# Isoelastic demands and constant markup

Why if the monopolists face isoelastic demands, profit maximization(for monopolists) implies that each of them sets a constant markup over the marginal cost?

This is a common situation when you deal with an endogenous R&D growth model. You have a unique homogeneous final good produced competitively. The production of this final good is described by a CES production function or simply a Cobb-Douglas aggregator. This homogenous final good is produced by a unit continuum of intermediates (or a range of intermediates evolving endogenously) produced in monopolistic competition. Then, the demands faced by the monopolists (producing each of them an intermediate) are isoelastic. Why does it imply constant mark up over the MC ?

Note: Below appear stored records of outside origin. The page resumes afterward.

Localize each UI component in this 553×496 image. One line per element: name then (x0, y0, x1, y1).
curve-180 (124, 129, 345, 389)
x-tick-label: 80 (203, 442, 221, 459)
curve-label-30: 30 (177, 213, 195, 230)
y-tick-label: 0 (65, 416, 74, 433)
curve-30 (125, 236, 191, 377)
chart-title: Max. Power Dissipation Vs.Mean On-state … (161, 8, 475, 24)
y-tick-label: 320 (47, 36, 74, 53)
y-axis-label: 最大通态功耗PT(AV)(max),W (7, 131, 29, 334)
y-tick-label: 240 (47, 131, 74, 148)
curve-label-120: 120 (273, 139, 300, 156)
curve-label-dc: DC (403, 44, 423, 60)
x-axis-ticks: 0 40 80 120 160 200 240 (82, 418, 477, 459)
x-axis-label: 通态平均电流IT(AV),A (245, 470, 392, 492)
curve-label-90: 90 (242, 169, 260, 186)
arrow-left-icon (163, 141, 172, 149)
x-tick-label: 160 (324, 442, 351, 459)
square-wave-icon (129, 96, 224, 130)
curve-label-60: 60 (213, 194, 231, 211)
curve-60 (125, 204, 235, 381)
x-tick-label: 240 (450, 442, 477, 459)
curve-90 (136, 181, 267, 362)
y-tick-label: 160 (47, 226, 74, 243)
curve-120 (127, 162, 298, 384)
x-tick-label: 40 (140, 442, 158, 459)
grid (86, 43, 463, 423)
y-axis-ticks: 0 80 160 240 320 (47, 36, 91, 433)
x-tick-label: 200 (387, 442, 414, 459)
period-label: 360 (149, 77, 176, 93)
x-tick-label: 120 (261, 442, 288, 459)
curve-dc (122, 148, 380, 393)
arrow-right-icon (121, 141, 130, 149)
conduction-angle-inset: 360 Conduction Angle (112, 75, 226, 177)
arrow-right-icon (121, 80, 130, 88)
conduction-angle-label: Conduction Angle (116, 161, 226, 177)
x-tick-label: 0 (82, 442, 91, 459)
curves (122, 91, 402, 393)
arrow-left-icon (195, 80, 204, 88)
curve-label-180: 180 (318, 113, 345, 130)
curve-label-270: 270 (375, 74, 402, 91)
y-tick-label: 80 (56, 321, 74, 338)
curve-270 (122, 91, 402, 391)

• Please provide some more details Aug 31, 2022 at 8:16

Let's go for steps:

Profit function : $$\Pi(Q) = P(Q)Q -C(Q)$$

Where $$\Pi(Q)$$ are profits and $$P(Q)$$ is the inverse demand function, i.e., the price at which $$Q$$ can be sold given the existing demand, and $$C(Q)$$ is the cost function.

Then, profit max implies: $$\Pi'(Q) = P(Q) + \frac{dP}{dQ}Q - C'(Q)=0$$

Note that $$P(Q) + \frac{dP}{dQ}Q$$ is marginal revenue(MR), and

$$C'(Q)=0$$ is marginal cost.

Profit maximization implies MR=MC

Then, MR can also be written as $$P(1+\frac{dP}{dQ} \frac{Q}{P}$$)

but the second term in parenthesis is just the reciprocal of the price elasticity of demand ( call it $$\epsilon_p$$). You can rewrite MR as:

$$P(1+ \frac{1}{\epsilon_p})=P(\frac{1+\epsilon_p}{\epsilon_p})$$

Then, equating MR to MC and solving for P:

$$P=(\frac{\epsilon_p}{1+\epsilon_p})MC$$

Then, letting $$\eta$$ be the reciprocal of the price elasticity of demand:

$$P=(\frac{1}{1+\eta})MC$$

Thus a firm with market power chooses the output quantity at which the corresponding price satisfies this rule (markup rule).

Now, if a monopolist faces isoelastic demand, this means that the price elasticity of demand is constant and also $$\eta$$ is constant (because it is the reciprocal of the price elasticity of demand). Indeed, the term in parenthesis,$$\frac{1}{1+\eta}$$, is simply the markup (and it is constant over the MC).